Wednesday, June 3, 2015

Bojangles as a stock

We like Bojangles...for food.  Their biscuits are unbeatable, their chicken we understand is lights out compared to other offerings, and yes they know how to brew some seriously good iced tea.  We even know some Yankees, and even some damn Yankees, who came south and can be found regularly at their restaurants.  Most of their customers literally crave this food. Heck we love their food and really like our local Bojangles and their crew.  With that said we are not so sure about their stock. 

Do not get us wrong here the company is well managed, maybe as well managed as any fast food business out there.  We love their concept and the business model.  We honestly think some of their restaurants are the best run and most pleasant places to dine we know, with the exception of some of those Down East NC. (Are you listening Mr. McRae?)  Absolutely love the use of what we consider a best business practice of selling at the price that generates the most sales possible and not at the price that is trying to make the most profit per sale. KFC is being pushed hard by Bojangles to reorganize their business to compete.  Those that think Popeyes will a better operator are wrong too, even though we really really think Popeyes is running a darn fine company too. With that said we are not so sure about their stock. 

The stock is selling around $26 as we speak and that is our best guess around a 35 PE, which is rich even for a good growing business.  The price ran up higher earlier on this month after the IPO and that was expected as those who hold stock in index funds who must buy this stock bought in.  Lately it has settled down a bit and we are waiting for the first ever earnings report which should come in about one week.  Now most new IPO's make sure, make real sure, that first post IPO earnings report is a sweet one.  You know cut expenses, shift costs, and push forward some revenue to hold up that stock price sooner rather than later.

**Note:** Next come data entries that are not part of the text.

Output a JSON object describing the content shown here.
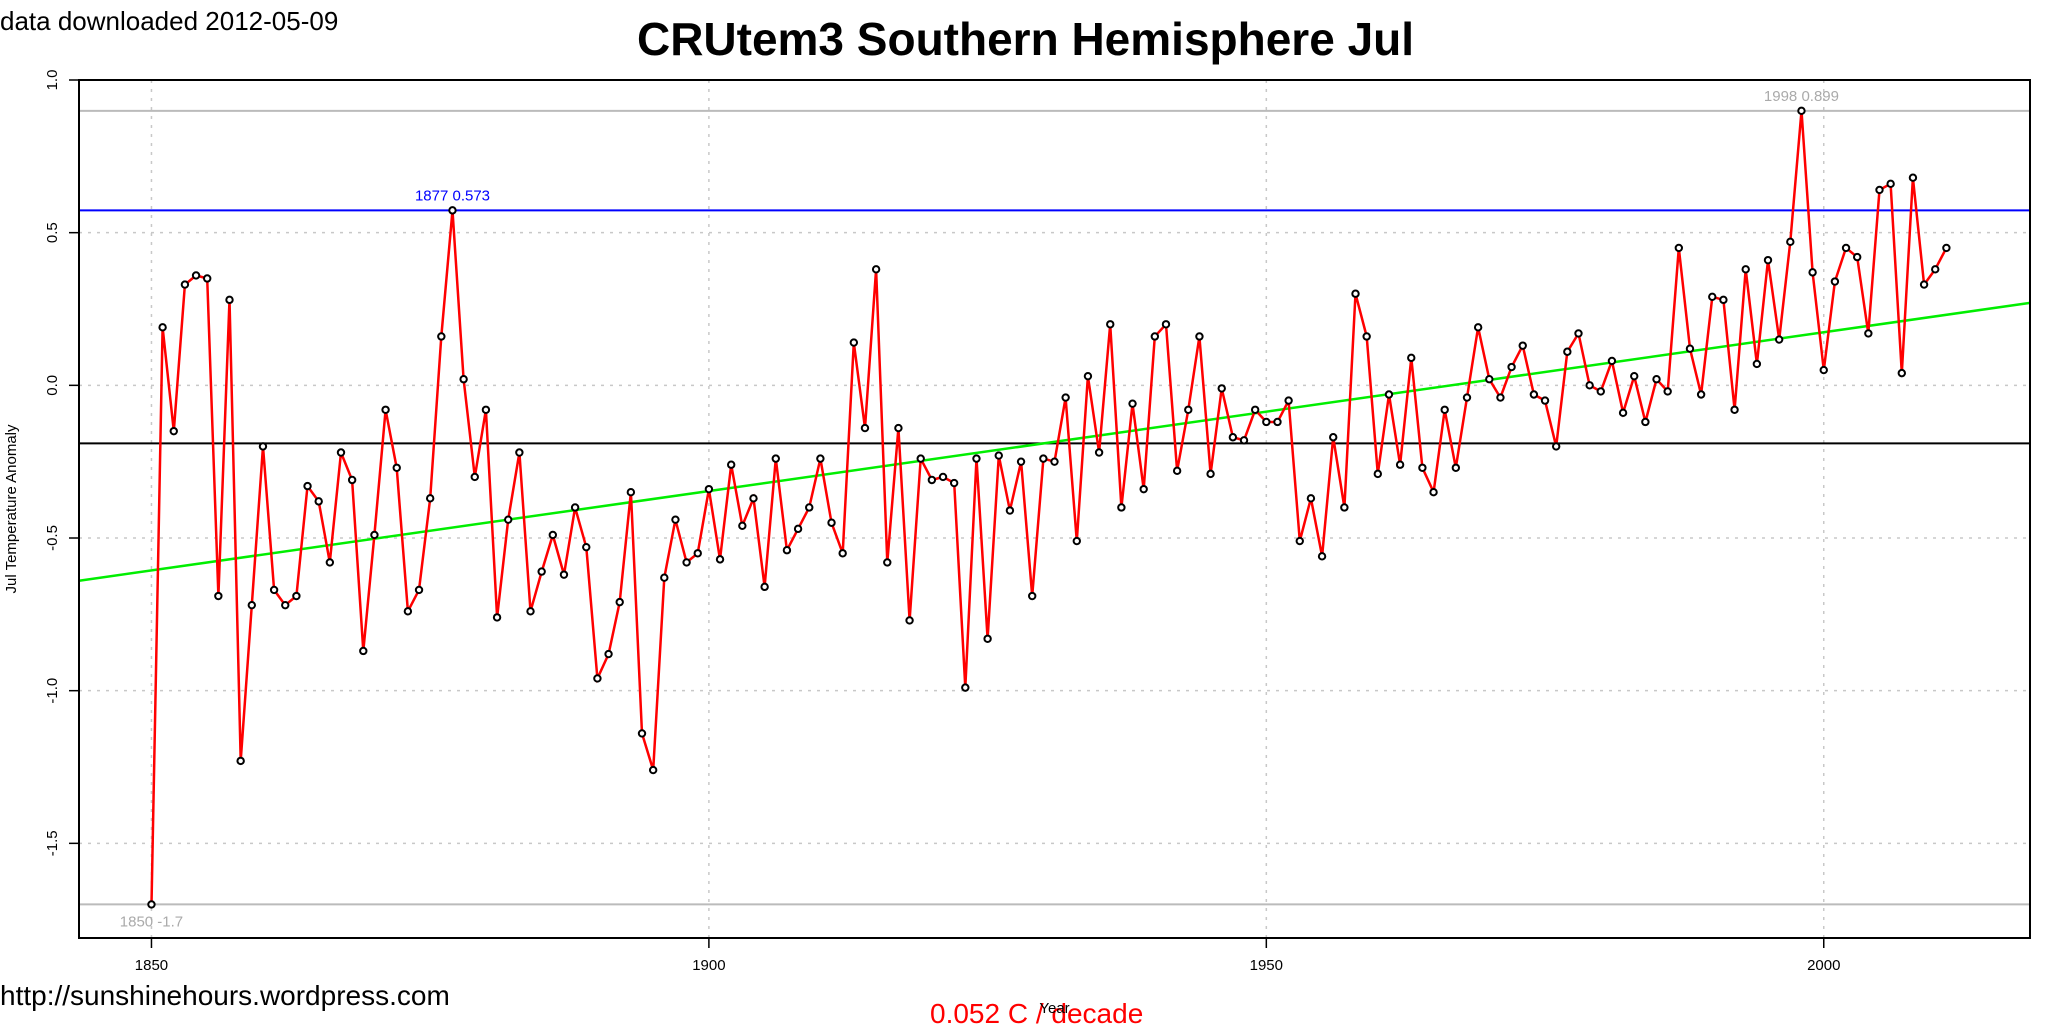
{
  "header": {
    "download_note": "data downloaded 2012-05-09",
    "title": "CRUtem3 Southern Hemisphere Jul"
  },
  "footer": {
    "website": "http://sunshinehours.wordpress.com",
    "trend_label": "0.052 C / decade"
  },
  "colors": {
    "series_line": "#ff0000",
    "trend_line": "#00ee00",
    "max_line": "#0000ff",
    "mean_line": "#000000",
    "extreme_lines": "#bbbbbb",
    "grid": "#c8c8c8"
  },
  "chart_data": {
    "type": "line",
    "title": "CRUtem3 Southern Hemisphere Jul",
    "xlabel": "Year",
    "ylabel": "Jul Temperature Anomaly",
    "xlim": [
      1843.5,
      2018.5
    ],
    "ylim": [
      -1.81,
      1.0
    ],
    "x_ticks": [
      1850,
      1900,
      1950,
      2000
    ],
    "y_ticks": [
      -1.5,
      -1.0,
      -0.5,
      0.0,
      0.5,
      1.0
    ],
    "y_tick_labels": [
      "-1.5",
      "-1.0",
      "-0.5",
      "0.0",
      "0.5",
      "1.0"
    ],
    "grid": true,
    "series": [
      {
        "start_year": 1850,
        "values": [
          -1.7,
          0.19,
          -0.15,
          0.33,
          0.36,
          0.35,
          -0.69,
          0.28,
          -1.23,
          -0.72,
          -0.2,
          -0.67,
          -0.72,
          -0.69,
          -0.33,
          -0.38,
          -0.58,
          -0.22,
          -0.31,
          -0.87,
          -0.49,
          -0.08,
          -0.27,
          -0.74,
          -0.67,
          -0.37,
          0.16,
          0.573,
          0.02,
          -0.3,
          -0.08,
          -0.76,
          -0.44,
          -0.22,
          -0.74,
          -0.61,
          -0.49,
          -0.62,
          -0.4,
          -0.53,
          -0.96,
          -0.88,
          -0.71,
          -0.35,
          -1.14,
          -1.26,
          -0.63,
          -0.44,
          -0.58,
          -0.55,
          -0.34,
          -0.57,
          -0.26,
          -0.46,
          -0.37,
          -0.66,
          -0.24,
          -0.54,
          -0.47,
          -0.4,
          -0.24,
          -0.45,
          -0.55,
          0.14,
          -0.14,
          0.38,
          -0.58,
          -0.14,
          -0.77,
          -0.24,
          -0.31,
          -0.3,
          -0.32,
          -0.99,
          -0.24,
          -0.83,
          -0.23,
          -0.41,
          -0.25,
          -0.69,
          -0.24,
          -0.25,
          -0.04,
          -0.51,
          0.03,
          -0.22,
          0.2,
          -0.4,
          -0.06,
          -0.34,
          0.16,
          0.2,
          -0.28,
          -0.08,
          0.16,
          -0.29,
          -0.01,
          -0.17,
          -0.18,
          -0.08,
          -0.12,
          -0.12,
          -0.05,
          -0.51,
          -0.37,
          -0.56,
          -0.17,
          -0.4,
          0.3,
          0.16,
          -0.29,
          -0.03,
          -0.26,
          0.09,
          -0.27,
          -0.35,
          -0.08,
          -0.27,
          -0.04,
          0.19,
          0.02,
          -0.04,
          0.06,
          0.13,
          -0.03,
          -0.05,
          -0.2,
          0.11,
          0.17,
          0.0,
          -0.02,
          0.08,
          -0.09,
          0.03,
          -0.12,
          0.02,
          -0.02,
          0.45,
          0.12,
          -0.03,
          0.29,
          0.28,
          -0.08,
          0.38,
          0.07,
          0.41,
          0.15,
          0.47,
          0.899,
          0.37,
          0.05,
          0.34,
          0.45,
          0.42,
          0.17,
          0.64,
          0.66,
          0.04,
          0.68,
          0.33,
          0.38,
          0.45
        ]
      }
    ],
    "trend": {
      "value_1843_5": -0.64,
      "value_2018_5": 0.27
    },
    "mean": -0.19,
    "annotations": [
      {
        "label": "1877 0.573",
        "x": 1877,
        "y": 0.573
      },
      {
        "label": "1998 0.899",
        "x": 1998,
        "y": 0.899
      },
      {
        "label": "1850 -1.7",
        "x": 1850,
        "y": -1.7
      }
    ]
  }
}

We spent a good bit of time reading their IPO and liked what we read, we will likely spend some time reading their earning report too.  But we believe this will be a show me stock in the ultra competitive world of the food business. Remember it is not what YOU think or even how the business does with stocks like these, it is how Wall Street thinks that could cause a buying of the shares and push up the price for the first few cycles. 

Also note that Bojangles did not get any proceeds form their IPO, it was a selling of some of the internal shareholders wanting some cash from their current holdings.  That is good that there was no dilution of the shares, but is is bad that Bos did not get any cash to expand store footprint.  I would not be surprised to see something like a secondary offering soon to do just that and that might come shortly after a good earnings report at some point. That will likely depress the shares and that might offer an opportunity to get in cheaper.  We would like it under $25 and would much prefer under say $22 or so.  But this is a speculative stock, not a swing for the fences stock. 

So be careful, and be patient here with BOJA.  Risk happens fast.